Women's underrepresentation in technology starts at the educational level. Girls have been directed away from STEM jobs and activities since they were young. Even those who have expressed an interest have been discouraged from pursuing it. Even with organizations such as AnitaB.org supporting their efforts, it is still an uphill battle.
Only 3% of female students indicate they would pursue a job in technology as their first option. This is reportedly due to a lack of knowledge among many women about what working in the technology business or in a STEM-related vocation involves.
Unfortunately, even those women who do seek professions in STEM face an unwelcoming environment and lack the support of many of their male colleagues. “Many women also express how difficult it is to be heard and considered for promotions and opportunities to go up the corporate ladder.”
Minorities and women of color face even more dismal statistics.

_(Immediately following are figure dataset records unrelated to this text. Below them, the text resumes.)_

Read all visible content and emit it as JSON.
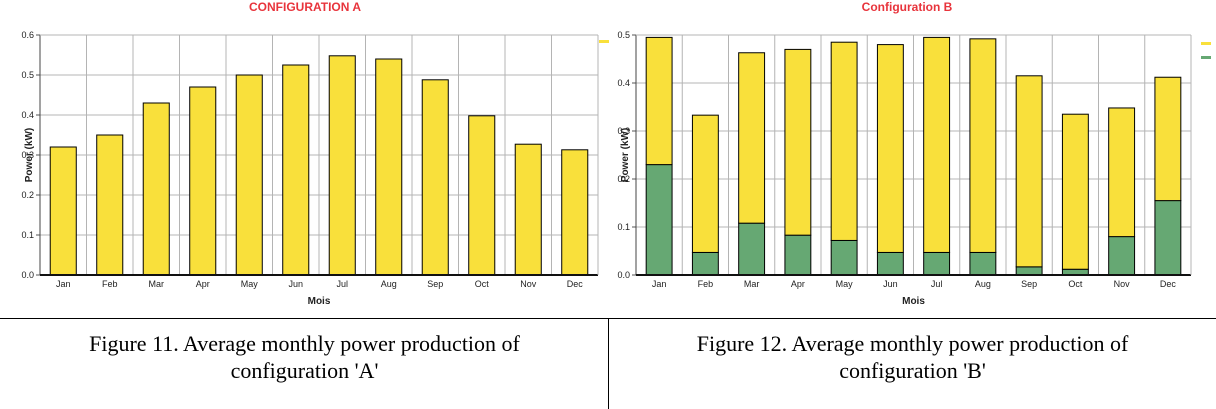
{
  "chart_data": [
    {
      "type": "bar",
      "title": "CONFIGURATION A",
      "xlabel": "Mois",
      "ylabel": "Power (kW)",
      "ylim": [
        0,
        0.6
      ],
      "yticks": [
        "0.0",
        "0.1",
        "0.2",
        "0.3",
        "0.4",
        "0.5",
        "0.6"
      ],
      "categories": [
        "Jan",
        "Feb",
        "Mar",
        "Apr",
        "May",
        "Jun",
        "Jul",
        "Aug",
        "Sep",
        "Oct",
        "Nov",
        "Dec"
      ],
      "stacked": false,
      "grid": true,
      "legend_position": "right",
      "series": [
        {
          "color": "#f9e03b",
          "values": [
            0.32,
            0.35,
            0.43,
            0.47,
            0.5,
            0.525,
            0.548,
            0.54,
            0.488,
            0.398,
            0.327,
            0.313
          ]
        }
      ],
      "caption_lines": [
        "Figure 11. Average monthly power production of",
        "configuration 'A'"
      ]
    },
    {
      "type": "bar",
      "title": "Configuration B",
      "xlabel": "Mois",
      "ylabel": "Power (kW)",
      "ylim": [
        0,
        0.5
      ],
      "yticks": [
        "0.0",
        "0.1",
        "0.2",
        "0.3",
        "0.4",
        "0.5"
      ],
      "categories": [
        "Jan",
        "Feb",
        "Mar",
        "Apr",
        "May",
        "Jun",
        "Jul",
        "Aug",
        "Sep",
        "Oct",
        "Nov",
        "Dec"
      ],
      "stacked": true,
      "grid": true,
      "legend_position": "right",
      "series": [
        {
          "color": "#66a873",
          "values": [
            0.23,
            0.047,
            0.108,
            0.083,
            0.072,
            0.047,
            0.047,
            0.047,
            0.017,
            0.012,
            0.08,
            0.155
          ]
        },
        {
          "color": "#f9e03b",
          "values": [
            0.265,
            0.286,
            0.355,
            0.387,
            0.413,
            0.433,
            0.448,
            0.445,
            0.398,
            0.323,
            0.268,
            0.257
          ]
        }
      ],
      "caption_lines": [
        "Figure 12. Average monthly power production of",
        "configuration 'B'"
      ]
    }
  ]
}
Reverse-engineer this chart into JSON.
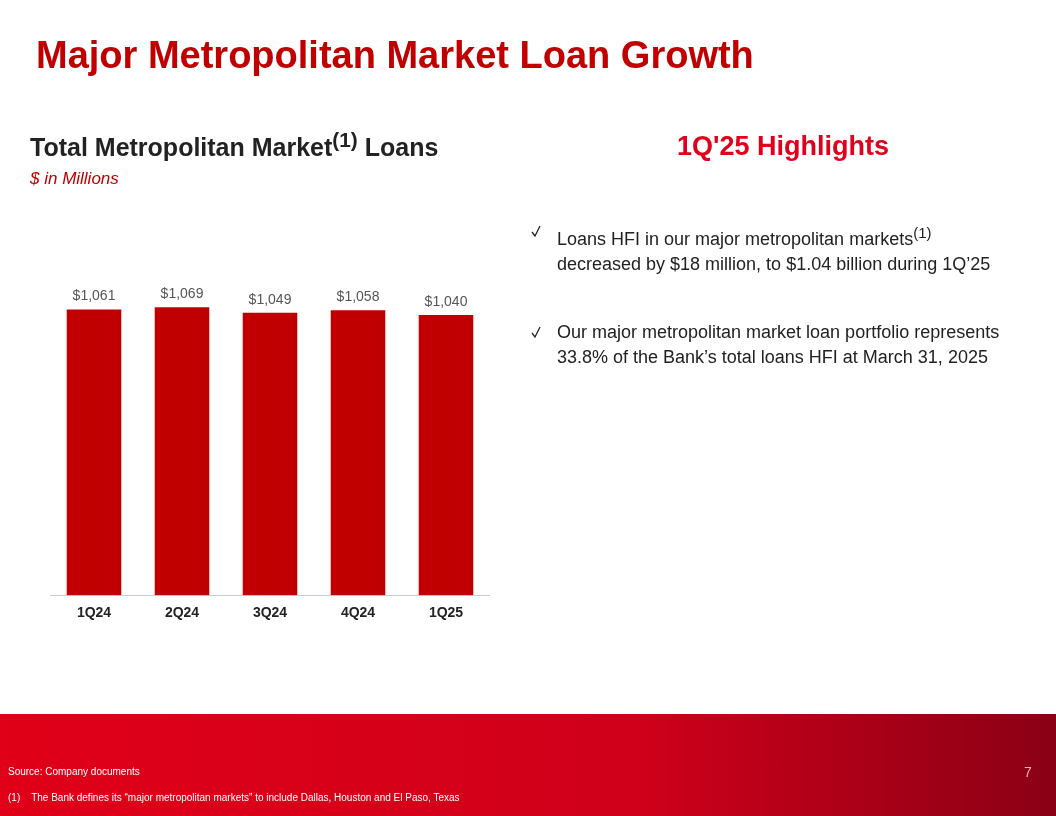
{
  "chart_data": {
    "type": "bar",
    "title": "Major Metropolitan Market Loan Growth",
    "subtitle": "Total Metropolitan Market$^{(1)}$ Loans",
    "categories": [
      "1Q24",
      "2Q24",
      "3Q24",
      "4Q24",
      "1Q25"
    ],
    "values": [
      1061,
      1069,
      1049,
      1058,
      1040
    ],
    "value_labels": [
      "$1,061",
      "$1,069",
      "$1,049",
      "$1,058",
      "$1,040"
    ],
    "color": "#c00000",
    "grid": false,
    "legend": false,
    "tick_labels": "x",
    "annotations": [
      "$ in Millions",
      "1Q'25 Highlights",
      "Loans HFI in our major metropolitan markets$^{(1)}$ decreased by $18 million, to $1.04 billion during 1Q’25",
      "Our major metropolitan market loan portfolio represents 33.8% of the Bank’s total loans HFI at March 31, 2025",
      "Source: Company documents",
      "7",
      "(1)    The Bank defines its “major metropolitan markets” to include Dallas, Houston and El Paso, Texas"
    ]
  }
}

Furthermore, data reveal that even if a woman enters the industry, she will be paid much less than her male counterparts.
Aside from a lack of knowledge and support at a young age, a lack of confidence is another major barrier for many women. “Women, more than males, may have a difficult time overcoming the ‘imposter syndrome' and believing in ourselves that we are capable of accomplishing anything, even mastering technology.”
Finally, many of the women who do break into technology do not stay there. According to the UNESCO report, female computer workers in the United States who leave the business do so because they feel devalued.